A review by divyasudhakar
Strangers Drowning: Grappling with Impossible Idealism, Drastic Choices, and the Overpowering Urge to Help by Larissa MacFarquhar

4.0

I came to this book at a very confusing time in my own life, a time when I've been wondering if I do enough to lead a meaningful life. So it didn't get my most objective reviewing self. That said, this is an excellent book. I appreciate the format of it, interweaving stories of extreme do-gooders with short essays of how society views do-gooders.

The essays didn't move me as much as the stories themselves. While it was interesting to see how society's views on altruism have evolved over the ages, it was more illuminating to read these stories of people who grew up in different conditions (some come from broken homes, others don't), with different religious leanings (some are deeply religious and others are not) and even different views on how to best help people struggle (some try to maximize their impact on the world while ignoring or underplaying the emotional trappings of altruism and others choose to help a small group of children in their homes) to answer their personal calls of duty.
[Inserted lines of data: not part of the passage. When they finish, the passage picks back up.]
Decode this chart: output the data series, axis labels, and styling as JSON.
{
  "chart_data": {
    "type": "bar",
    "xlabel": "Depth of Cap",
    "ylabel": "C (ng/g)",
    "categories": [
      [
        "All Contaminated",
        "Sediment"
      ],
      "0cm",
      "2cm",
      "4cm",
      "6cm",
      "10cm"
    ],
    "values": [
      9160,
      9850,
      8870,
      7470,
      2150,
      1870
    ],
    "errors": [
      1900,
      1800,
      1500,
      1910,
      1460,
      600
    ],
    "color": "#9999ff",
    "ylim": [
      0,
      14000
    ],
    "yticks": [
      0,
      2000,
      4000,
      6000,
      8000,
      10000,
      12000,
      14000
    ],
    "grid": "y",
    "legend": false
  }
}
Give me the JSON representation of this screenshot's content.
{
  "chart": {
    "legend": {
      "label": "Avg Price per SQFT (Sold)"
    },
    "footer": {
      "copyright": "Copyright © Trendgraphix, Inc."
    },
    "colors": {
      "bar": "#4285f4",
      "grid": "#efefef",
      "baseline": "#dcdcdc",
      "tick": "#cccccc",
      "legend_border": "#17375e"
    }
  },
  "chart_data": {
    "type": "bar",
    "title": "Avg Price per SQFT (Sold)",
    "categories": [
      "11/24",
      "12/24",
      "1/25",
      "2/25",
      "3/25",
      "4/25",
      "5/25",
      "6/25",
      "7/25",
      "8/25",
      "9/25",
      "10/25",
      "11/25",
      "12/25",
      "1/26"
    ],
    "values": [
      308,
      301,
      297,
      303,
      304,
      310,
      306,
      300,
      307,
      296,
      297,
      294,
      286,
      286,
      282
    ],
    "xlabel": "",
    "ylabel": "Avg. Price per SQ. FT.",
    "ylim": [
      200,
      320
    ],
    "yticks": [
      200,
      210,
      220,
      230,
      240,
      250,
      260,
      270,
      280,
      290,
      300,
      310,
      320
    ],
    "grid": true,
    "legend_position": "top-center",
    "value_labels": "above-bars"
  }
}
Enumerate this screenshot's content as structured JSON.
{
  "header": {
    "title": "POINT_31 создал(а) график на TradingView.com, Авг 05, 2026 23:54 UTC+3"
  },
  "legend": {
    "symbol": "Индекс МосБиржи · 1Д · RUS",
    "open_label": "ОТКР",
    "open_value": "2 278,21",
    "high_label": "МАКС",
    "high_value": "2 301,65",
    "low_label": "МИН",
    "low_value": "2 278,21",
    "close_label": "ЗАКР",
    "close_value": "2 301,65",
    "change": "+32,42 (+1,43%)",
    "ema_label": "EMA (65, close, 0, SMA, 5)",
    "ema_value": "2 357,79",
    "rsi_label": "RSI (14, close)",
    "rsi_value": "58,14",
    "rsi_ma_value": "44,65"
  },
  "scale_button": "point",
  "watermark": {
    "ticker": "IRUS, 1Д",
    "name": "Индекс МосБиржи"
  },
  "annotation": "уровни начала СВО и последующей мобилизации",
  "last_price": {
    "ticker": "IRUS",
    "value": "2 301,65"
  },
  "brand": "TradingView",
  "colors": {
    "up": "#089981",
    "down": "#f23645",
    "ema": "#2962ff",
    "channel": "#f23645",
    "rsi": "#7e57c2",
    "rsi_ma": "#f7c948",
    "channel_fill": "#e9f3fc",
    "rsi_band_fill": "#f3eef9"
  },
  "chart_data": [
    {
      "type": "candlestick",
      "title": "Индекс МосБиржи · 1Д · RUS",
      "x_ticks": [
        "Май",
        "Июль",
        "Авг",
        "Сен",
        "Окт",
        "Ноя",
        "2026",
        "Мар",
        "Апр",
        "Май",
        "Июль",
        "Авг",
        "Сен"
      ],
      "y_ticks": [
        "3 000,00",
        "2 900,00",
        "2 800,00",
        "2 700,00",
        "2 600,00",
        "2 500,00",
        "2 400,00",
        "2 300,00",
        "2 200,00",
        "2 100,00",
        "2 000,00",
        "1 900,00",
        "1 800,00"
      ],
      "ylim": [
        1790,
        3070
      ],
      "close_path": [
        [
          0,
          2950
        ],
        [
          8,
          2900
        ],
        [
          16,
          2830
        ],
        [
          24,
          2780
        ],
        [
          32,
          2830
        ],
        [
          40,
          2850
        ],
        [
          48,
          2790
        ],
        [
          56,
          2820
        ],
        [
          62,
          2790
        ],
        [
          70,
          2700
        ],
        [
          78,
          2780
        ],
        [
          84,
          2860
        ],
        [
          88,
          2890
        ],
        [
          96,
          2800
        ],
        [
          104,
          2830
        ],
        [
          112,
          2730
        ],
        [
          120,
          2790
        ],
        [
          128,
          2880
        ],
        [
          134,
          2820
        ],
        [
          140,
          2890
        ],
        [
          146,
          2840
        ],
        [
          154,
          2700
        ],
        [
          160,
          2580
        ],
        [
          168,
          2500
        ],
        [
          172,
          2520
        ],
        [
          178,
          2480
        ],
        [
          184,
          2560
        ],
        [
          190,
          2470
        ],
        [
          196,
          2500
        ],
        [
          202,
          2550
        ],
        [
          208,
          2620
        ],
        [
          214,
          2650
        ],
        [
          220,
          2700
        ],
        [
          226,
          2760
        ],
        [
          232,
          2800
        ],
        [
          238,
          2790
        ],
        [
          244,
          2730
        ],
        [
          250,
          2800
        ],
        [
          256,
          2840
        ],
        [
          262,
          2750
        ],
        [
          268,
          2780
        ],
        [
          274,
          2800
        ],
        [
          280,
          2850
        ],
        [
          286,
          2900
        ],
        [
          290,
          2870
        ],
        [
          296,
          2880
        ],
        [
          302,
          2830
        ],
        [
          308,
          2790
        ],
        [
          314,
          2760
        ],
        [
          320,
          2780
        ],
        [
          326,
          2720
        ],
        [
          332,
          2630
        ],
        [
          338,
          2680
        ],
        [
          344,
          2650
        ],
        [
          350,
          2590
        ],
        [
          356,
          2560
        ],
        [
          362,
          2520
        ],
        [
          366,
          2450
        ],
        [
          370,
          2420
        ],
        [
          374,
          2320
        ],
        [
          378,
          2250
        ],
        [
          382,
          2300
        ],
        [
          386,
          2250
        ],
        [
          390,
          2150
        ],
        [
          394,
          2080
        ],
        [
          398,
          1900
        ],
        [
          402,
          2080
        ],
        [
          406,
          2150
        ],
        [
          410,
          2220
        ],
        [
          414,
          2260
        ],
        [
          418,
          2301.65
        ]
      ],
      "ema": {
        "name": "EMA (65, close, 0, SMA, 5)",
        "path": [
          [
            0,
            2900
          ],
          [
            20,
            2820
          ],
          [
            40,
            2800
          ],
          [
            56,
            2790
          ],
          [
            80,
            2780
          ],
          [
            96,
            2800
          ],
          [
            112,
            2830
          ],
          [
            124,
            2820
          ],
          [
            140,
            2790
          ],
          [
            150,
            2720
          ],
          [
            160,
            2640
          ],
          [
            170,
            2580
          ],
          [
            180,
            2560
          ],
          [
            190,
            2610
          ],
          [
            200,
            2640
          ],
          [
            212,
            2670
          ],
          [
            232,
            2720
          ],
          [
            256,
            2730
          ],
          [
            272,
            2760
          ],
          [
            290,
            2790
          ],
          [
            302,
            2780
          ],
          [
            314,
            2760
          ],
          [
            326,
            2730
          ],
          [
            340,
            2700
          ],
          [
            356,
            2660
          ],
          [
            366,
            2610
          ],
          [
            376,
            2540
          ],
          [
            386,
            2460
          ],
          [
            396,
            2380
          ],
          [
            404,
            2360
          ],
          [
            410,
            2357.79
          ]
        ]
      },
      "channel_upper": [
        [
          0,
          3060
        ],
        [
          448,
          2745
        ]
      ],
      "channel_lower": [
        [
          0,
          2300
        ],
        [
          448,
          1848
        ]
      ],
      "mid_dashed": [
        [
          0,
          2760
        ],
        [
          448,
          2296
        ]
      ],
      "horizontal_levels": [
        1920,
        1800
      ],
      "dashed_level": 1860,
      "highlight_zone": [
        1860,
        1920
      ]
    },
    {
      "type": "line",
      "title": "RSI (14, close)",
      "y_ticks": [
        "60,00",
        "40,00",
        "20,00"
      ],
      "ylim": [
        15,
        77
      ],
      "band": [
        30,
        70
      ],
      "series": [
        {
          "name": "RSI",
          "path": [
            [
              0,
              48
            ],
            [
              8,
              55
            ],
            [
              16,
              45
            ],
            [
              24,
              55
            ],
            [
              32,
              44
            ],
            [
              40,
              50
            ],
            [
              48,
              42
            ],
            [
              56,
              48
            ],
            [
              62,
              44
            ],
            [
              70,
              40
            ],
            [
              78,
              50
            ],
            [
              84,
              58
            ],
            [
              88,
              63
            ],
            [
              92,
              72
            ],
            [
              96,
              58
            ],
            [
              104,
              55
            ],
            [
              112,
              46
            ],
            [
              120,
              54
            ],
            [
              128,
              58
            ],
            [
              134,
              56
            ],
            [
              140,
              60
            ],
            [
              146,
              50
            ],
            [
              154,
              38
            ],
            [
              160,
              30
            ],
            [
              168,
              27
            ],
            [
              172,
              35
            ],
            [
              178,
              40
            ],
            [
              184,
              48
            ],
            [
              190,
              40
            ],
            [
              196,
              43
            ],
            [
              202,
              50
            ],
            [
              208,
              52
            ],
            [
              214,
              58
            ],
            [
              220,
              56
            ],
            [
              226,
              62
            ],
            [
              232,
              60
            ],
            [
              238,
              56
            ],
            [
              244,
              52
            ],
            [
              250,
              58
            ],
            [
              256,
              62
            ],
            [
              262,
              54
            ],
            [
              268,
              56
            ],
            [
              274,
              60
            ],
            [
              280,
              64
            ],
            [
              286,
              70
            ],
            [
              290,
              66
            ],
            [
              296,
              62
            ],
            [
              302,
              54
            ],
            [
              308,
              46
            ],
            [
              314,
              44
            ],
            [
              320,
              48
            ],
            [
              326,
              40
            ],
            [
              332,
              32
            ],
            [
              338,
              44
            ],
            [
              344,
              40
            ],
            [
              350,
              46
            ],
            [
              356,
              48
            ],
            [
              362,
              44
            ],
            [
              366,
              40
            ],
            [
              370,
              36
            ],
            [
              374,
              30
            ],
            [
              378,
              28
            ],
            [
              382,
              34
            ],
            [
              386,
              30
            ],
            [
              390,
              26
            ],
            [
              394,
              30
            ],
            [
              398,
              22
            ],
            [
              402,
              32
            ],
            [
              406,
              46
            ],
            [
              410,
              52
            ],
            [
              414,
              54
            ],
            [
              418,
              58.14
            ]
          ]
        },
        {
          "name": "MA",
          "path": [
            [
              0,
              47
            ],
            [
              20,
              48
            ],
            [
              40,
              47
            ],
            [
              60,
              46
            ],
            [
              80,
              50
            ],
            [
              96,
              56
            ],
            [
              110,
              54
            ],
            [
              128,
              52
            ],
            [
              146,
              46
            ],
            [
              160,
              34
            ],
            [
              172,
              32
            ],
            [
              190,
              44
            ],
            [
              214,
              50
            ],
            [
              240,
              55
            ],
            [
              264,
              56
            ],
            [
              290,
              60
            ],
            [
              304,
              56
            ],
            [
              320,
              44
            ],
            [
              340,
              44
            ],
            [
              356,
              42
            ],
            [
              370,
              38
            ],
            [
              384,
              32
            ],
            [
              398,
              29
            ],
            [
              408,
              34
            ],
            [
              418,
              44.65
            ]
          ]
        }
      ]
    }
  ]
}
It goes a long way in fleshing out the complexity of these people while most of us would tend to stick them in a bucket for slightly mentally ill, saint figures.

While Larissa never criticizes her subjects, she does point out some of the criticisms they've received, like the man who donated his kidney to a stranger being criticized for playing God and deciding who gets his kidney. Or the couple that adopt 22 children most of who end up getting pregnant in school, dropping out and living on welfare. These are criticisms I might have come up with myself. But placed in the context of this book (or in my reading of it), they seem petty and churlish, the complaints of armchair critics who do nothing themselves and are quick to dismiss the attempts of those that do. In showing that her subjects struggle with these ideas themselves and question their work and deal with self-doubt, Larissa makes them attainable and more human.